Cinco partidos integram a coligação governamental: o Likud (direita), do primeiro-ministro; o Kulanu (centro-direita), centrado nas questões económicas; dois partidos religiosos ultraortodoxos, o Shah e o Judaismo da Torah Unida; e a Casa Judaica, liderada pelo ultranacionalista Naftali Bennett, apoiante do movimento de colonos no território palestiniano da Cisjordânia. No Knesset, o Executivo será apoiado por 61 dos 120 deputados. “O Governo irá estar permanentemente refém das posições dos parceiros da coligação para qualquer decisão importante, o que pode levar a chantagens e ‘extorsões políticas’. A forma como Bennett encostou Netanyahu à parede nos últimos dias deixa antecipar isso mesmo.”

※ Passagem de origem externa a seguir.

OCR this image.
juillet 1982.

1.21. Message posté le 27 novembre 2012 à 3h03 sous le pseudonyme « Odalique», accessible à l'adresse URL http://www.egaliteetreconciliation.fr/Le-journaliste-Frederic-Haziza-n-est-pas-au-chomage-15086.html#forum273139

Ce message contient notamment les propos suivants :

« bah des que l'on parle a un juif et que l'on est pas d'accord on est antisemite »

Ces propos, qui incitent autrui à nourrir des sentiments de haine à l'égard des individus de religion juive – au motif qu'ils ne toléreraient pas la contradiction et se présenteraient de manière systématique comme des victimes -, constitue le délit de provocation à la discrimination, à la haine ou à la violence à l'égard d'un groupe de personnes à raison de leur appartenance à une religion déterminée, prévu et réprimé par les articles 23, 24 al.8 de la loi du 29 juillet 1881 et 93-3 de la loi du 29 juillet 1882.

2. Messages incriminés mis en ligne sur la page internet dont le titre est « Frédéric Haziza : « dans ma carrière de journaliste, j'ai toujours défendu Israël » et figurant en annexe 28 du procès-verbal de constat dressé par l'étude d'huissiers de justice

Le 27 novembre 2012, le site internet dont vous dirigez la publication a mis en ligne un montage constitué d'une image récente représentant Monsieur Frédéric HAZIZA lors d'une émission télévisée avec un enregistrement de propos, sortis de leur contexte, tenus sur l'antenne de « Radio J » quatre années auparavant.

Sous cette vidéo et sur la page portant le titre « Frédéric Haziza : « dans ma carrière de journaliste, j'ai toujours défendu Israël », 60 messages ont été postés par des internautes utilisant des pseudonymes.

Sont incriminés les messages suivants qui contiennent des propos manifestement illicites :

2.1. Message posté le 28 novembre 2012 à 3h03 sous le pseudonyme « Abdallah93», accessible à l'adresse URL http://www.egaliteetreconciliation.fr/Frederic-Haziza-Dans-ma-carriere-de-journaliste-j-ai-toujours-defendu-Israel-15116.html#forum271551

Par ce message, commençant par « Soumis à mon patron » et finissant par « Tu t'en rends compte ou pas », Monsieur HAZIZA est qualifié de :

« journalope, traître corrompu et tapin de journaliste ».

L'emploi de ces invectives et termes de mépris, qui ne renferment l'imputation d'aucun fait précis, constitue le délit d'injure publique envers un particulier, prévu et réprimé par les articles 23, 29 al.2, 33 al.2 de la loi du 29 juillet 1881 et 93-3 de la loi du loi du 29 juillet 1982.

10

Na reta final do processo negocial, Netanyahu perdeu o apoio de um aliado, Avigdor Lieberman, seu ministro dos Negócios Estrangeiros e líder do ultranacionalista Yisrael Beitenu (extrema-direita). E viu-se forçado a chegar a acordo com a Casa Judaica, de Bennett, que exigiu para o seu partido as pastas dos Negócios Estrangeiros e da Justiça. Por fim, acabou por ficar com as pastas da Justiça, entregue à engenheira Ayelet Shaked, de 39 anos, e da Educação, que ficará para Bennett.

Neste cenário de instabilidade, Bruno Oliveira Martins, professor auxiliar na Universidade de Aarhus, da Dinamarca, antecipa duas questões dominantes: “A subida dos temas religiosos ao topo da agenda política e o carácter decisivo que questões judiciais vão ter nas próximas semanas. O princípio da separação de poderes está seriamente ameaçado por reformas que Netanyahu tem tentado introduzir na composição e funcionamento do Supremo Tribunal, de forma a limitar o controlo judicial destes sobre o sistema político”. As duas tendências, diz o analista, estão relacionadas. “O Supremo Tribunal é visto pela direita como expressão do esquerdismo liberal e, sobretudo, secularista, que pretende combater.”

Como fica a Palestina?

Durante a campanha eleitoral, as questões que mais interessam à comunidade internacional estiveram ausentes da discussão, desde logo o conflito israelo-palestiniano, só referido já com as eleições à vista. Pressionado por sondagens adversas, Netanyahu prometeu que, caso vencesse, jamais existiria uma Palestina independente.

“A solução de dois Estados, neste momento e na prática, não existe. Desde o colapso das negociações com os palestinianos, lideradas pelo secretário de Estado dos EUA, John Kerry, nada tem acontecido, nem nos bastidores”, diz Bruno Oliveira Martins. “As relações entre Telavive e Washington deterioram-se no último ano e não é impensável admitir que a Administração Obama, em final de mandato e sem a pressão da reeleição, possa dar sinais concretos de impaciência, que já se revela na retórica de Obama, mas que ainda não se materializou em mais do que isso. Ainda assim, este tipo de atitude seria sempre uma pesada herança para o futuro Presidente e, nesta fase de pré-campanha, poderia causar danos na candidatura de Hillary Clinton, o que não é irrelevante.”

Com a relação entre Israel e a UE igualmente degradada — o Parlamento Europeu aprovou, em dezembro, o reconhecimento da Palestina —, poderão mais europeus seguir o exemplo da Suécia e reconhecer a independência palestiniana ao nível de governo? “As tensões políticas entre Bruxelas e Israel têm-se verificado com crescente frequência e, mesmo que uma posição forte e comum da UE não seja o cenário mais provável, não excluo de todo que outros Estados sigam o exemplo da Suécia.”